Entry #5: Shelley
“Remember that I am thy creature; I ought to be thy Adam, but I am rather the fallen angel, whom you drive from joy for no misdeed. Everywhere I see bliss, from which I alone am irrevocably excluded. I was benevolent and good; misery made me a fiend. Make me happy, and I shall again be virtuous” (Shelley 114).

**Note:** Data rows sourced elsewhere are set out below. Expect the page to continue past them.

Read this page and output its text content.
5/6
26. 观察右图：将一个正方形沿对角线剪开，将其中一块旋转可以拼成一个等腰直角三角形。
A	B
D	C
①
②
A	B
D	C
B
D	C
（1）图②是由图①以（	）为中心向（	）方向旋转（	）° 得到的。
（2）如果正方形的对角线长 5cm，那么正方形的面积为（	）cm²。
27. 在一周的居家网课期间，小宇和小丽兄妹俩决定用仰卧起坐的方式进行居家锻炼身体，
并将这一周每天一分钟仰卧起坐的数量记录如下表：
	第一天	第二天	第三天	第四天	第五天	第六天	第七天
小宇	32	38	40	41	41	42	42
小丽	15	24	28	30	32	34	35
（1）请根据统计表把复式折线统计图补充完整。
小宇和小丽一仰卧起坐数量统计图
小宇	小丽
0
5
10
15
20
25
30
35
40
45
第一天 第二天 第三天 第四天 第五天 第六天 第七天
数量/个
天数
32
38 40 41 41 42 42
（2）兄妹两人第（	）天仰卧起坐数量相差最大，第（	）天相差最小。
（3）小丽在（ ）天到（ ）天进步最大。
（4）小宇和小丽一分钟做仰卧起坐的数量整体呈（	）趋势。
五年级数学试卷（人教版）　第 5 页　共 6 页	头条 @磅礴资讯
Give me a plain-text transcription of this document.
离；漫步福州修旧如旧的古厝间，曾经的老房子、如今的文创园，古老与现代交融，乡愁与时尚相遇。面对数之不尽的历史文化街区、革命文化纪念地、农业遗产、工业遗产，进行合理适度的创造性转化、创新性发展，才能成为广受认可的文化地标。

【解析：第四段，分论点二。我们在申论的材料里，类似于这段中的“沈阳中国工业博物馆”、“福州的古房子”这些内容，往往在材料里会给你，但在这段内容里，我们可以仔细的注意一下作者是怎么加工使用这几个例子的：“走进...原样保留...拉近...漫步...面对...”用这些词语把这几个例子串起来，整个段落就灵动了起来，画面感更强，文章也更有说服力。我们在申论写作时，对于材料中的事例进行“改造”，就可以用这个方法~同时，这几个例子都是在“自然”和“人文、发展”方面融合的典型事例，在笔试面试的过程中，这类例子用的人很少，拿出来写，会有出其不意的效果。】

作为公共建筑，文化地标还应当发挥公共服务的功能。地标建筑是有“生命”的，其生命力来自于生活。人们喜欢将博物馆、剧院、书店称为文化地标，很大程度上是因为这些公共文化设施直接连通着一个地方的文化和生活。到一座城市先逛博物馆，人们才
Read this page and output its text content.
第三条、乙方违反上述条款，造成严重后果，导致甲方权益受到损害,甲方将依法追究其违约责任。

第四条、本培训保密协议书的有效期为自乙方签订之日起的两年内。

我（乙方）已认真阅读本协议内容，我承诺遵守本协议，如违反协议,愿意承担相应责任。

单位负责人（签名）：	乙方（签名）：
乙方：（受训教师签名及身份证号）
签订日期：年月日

I first read Shelley’s Frankenstein in high school, prior to any sort of familiarity with Paradise Lost and its interrogation of divine power. However, upon reading Milton’s epic, the symbolic intricacies of Shelley’s novel pack an entirely different sort of punch! Rather than just constructing her characters to parallel power dynamics and issues detailed in Milton’s epic, Shelley directly references Paradise Lost from the “Creature”’s POV; in my opinion, this choice is provocative for its unabashed engagement with the text. Most compelling is Shelley’s subversion of dichotomous analogies; the Creature, of course, compares himself to both Satan and Adam, albeit delivering an idealized view of the latter’s life. Ironically enough, the Creature says he cannot be Adam because has been deprived of “joy for no misdeed”; a critical reading of Milton’s God, however, would suggest that Adam and Eve experienced this fate as well. If the Creature considers himself comparable to Satan, though, he still sees Dr. Frankenstein as his God; Dr. Frankenstein himself bears similarities to Eve and Adam (especially Eve in his desire for knowledge/labor) AND Satan. Shelley does not map merely one Milton character onto her own creations! Moving forward, I am especially interested in the relationship between knowledge and power that manifests in Dr. Frankenstein AND the Creature’s intellectual labor. Neither one of these attainments ends particularly well, but for the Doctor, knowledge still constitutes power (however disastrous it may be). For the Creature, learning does not ameliorate his alienation. Who is allowed to benefit from the supposed empowerment of knowledge, we might ask?